In Western Kenya, where the story is likely set, there exists a superstition that twins are a bad omen, and through the respective fates of Rosette and Namumbo, Oduor reiterates the complexity of how inherited trauma affects multiple members of a household differently, and how this trauma is often compounded by social-cultural expectations.
"I can't keep staying at home waiting and forgiving and hoping that you will come back to me and be my mama."
In many Indigenous communities around the world, including African communities, a person's name is a blessing and an embodiment of their purpose. Through magical realism, this quality shines through in many of the characters names, particularly in the Brown women's middle names: Freedom, Promise and Ataraxis (in reference to ataraxia, the quality of pure tranquility and peace of mind). Brown, embodies her name in that she is the tranquility that her mother and her mother's mother sought after years of endless grief.
When it comes to magical realism, the natural world and the immaterial world are treated as co-existent, a facet that is inherited from African traditional belief systems that sees the natural and spiritual worlds as intertwined. This is to say that names, events and even natural phenomena share a causal relationship. Incidents are therefore never a coincidence, and are often informed by each other, even if parties involved may never truly understand why or how. So, this is how memory becomes a living artefact in Things They Lost. As a stylistic choice for magical realism, memory is used to showcase the history of Mapeli Town and the Brown women across time and space.
I say that memory is a living artefact because in the novel it often takes various forms such as that of the phantom like beings called wraiths. Memory also manifests as supernatural ability, like Ayosa's gift that allows her to remember events that occurred before she was born. Another character, Sindano (meaning needle), has the ability to identify and hold these wraiths. Overall, these wraiths add an element of fantasy to the novel that is both poignant and intentional to the themes of the story: these ghosts are neither living nor dead, disconnected from time and space and are either unknown, unseen or forgotten by the living. These wraiths are a form of living memory. It's why throughout the novel some wraiths are constantly grieving victims of tragedy while others aim to steal the bodies of gifted humans so they can be alive again.

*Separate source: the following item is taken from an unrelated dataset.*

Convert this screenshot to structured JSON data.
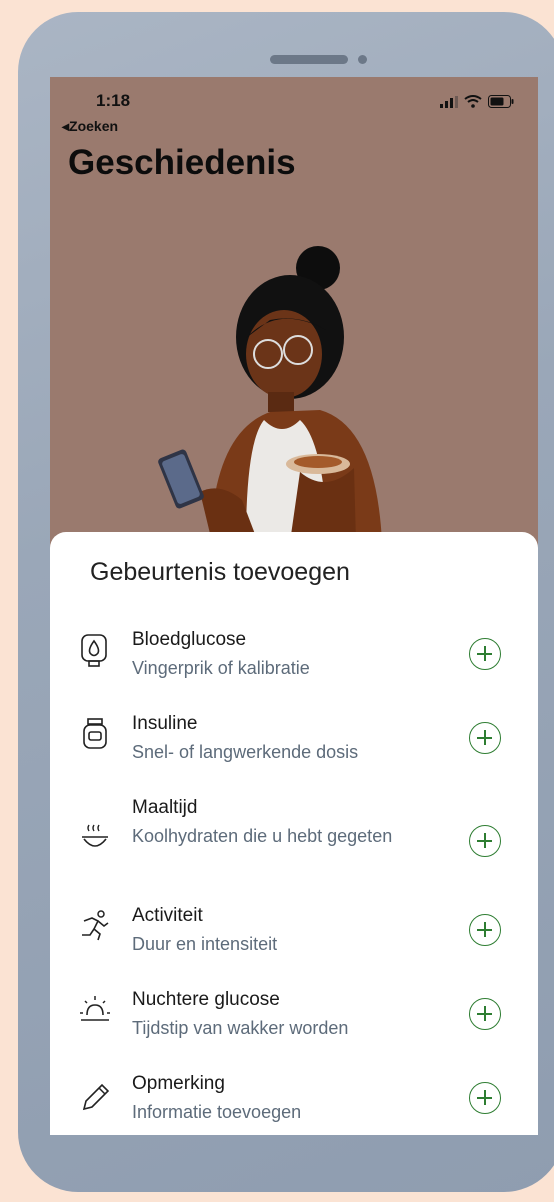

Okwiri Oduor does not shy away from explicit themes of grief, emotional abuse, abandonment and neglect, substance abuse and murder. In fact, it is made clear that healing from these grave spiritual and emotional wounds takes community work and that silence only exacerbates these challenges. Case in point: Namumbo and Rosette are shown to have spent a literal, quiet childhood not speaking or being spoken to by their mother or others, which leads to their dysfunctional relationships with themselves and others. In contrast, Ayosa is cared for and loved by a community of loved ones such as Mbiu, Sindano and Jentrix, who is specially noted for "pleading for Ayosa's life" after Namumbo threw her in a river as a babe.

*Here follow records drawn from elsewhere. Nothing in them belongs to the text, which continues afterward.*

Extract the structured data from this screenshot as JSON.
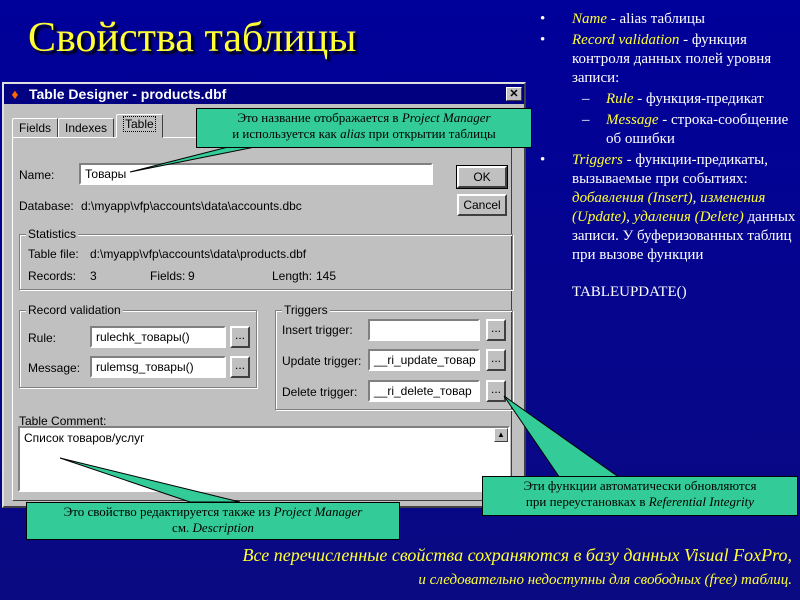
{
  "slide": {
    "title": "Свойства таблицы",
    "footer_line1": "Все перечисленные свойства сохраняются в базу данных Visual FoxPro,",
    "footer_line2": "и следовательно недоступны для свободных (free) таблиц.",
    "colors": {
      "background": "#0a0a8e",
      "title": "#ffff33",
      "callout": "#33cc99"
    }
  },
  "bullets": {
    "name_term": "Name",
    "name_desc": " - alias таблицы",
    "rv_term": "Record validation",
    "rv_desc": " - функция контроля данных полей уровня записи:",
    "rule_term": "Rule",
    "rule_desc": " - функция-предикат",
    "msg_term": "Message",
    "msg_desc": " - строка-сообщение об ошибки",
    "trig_term": "Triggers",
    "trig_desc1": " - функции-предикаты, вызываемые при событиях: ",
    "trig_add": "добавления (Insert)",
    "trig_sep1": ", ",
    "trig_upd": "изменения (Update)",
    "trig_sep2": ", ",
    "trig_del": "удаления (Delete)",
    "trig_desc2": " данных записи. У буферизованных таблиц  при вызове функции",
    "tableupdate": "TABLEUPDATE()"
  },
  "window": {
    "title": "Table Designer - products.dbf",
    "close_glyph": "✕",
    "app_icon": "fox-icon",
    "tabs": [
      "Fields",
      "Indexes",
      "Table"
    ],
    "active_tab": "Table",
    "name_label": "Name:",
    "name_value": "Товары",
    "ok_label": "OK",
    "cancel_label": "Cancel",
    "database_label": "Database:",
    "database_value": "d:\\myapp\\vfp\\accounts\\data\\accounts.dbc",
    "statistics": {
      "group_title": "Statistics",
      "table_file_label": "Table file:",
      "table_file_value": "d:\\myapp\\vfp\\accounts\\data\\products.dbf",
      "records_label": "Records:",
      "records_value": "3",
      "fields_label": "Fields:",
      "fields_value": "9",
      "length_label": "Length:",
      "length_value": "145"
    },
    "record_validation": {
      "group_title": "Record validation",
      "rule_label": "Rule:",
      "rule_value": "rulechk_товары()",
      "message_label": "Message:",
      "message_value": "rulemsg_товары()",
      "dots": "..."
    },
    "triggers": {
      "group_title": "Triggers",
      "insert_label": "Insert trigger:",
      "insert_value": "",
      "update_label": "Update trigger:",
      "update_value": "__ri_update_товар",
      "delete_label": "Delete trigger:",
      "delete_value": "__ri_delete_товар",
      "dots": "..."
    },
    "comment_label": "Table Comment:",
    "comment_value": "Список товаров/услуг"
  },
  "callouts": {
    "top_line1_pre": "Это название отображается в ",
    "top_line1_em": "Project Manager",
    "top_line2_pre": "и используется как ",
    "top_line2_em": "alias",
    "top_line2_post": " при открытии таблицы",
    "bottom_line1_pre": "Это свойство редактируется также из ",
    "bottom_line1_em": "Project Manager",
    "bottom_line2_pre": "см. ",
    "bottom_line2_em": "Description",
    "right_line1": "Эти функции автоматически обновляются",
    "right_line2_pre": "при переустановках в ",
    "right_line2_em": "Referential Integrity"
  }
}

Mkono mmoja haulei mwana is a Kiswahili proverb that means one hand cannot raise a child. It takes a community to raise a child, in as much as it takes a community to establish a village such as Mapeli Town and its haunted grim beginnings as the home of a troubled white settler. There is much to be said on Kenya's colonial history and the subtle ways it has informed the narrative of this story, but I thought it best to center the women characters in this story instead, who are more than just victims of their circumstances. Like all women, especially African women, they were surviving deeply unequal odds in the best way they knew how with the limited support available to them.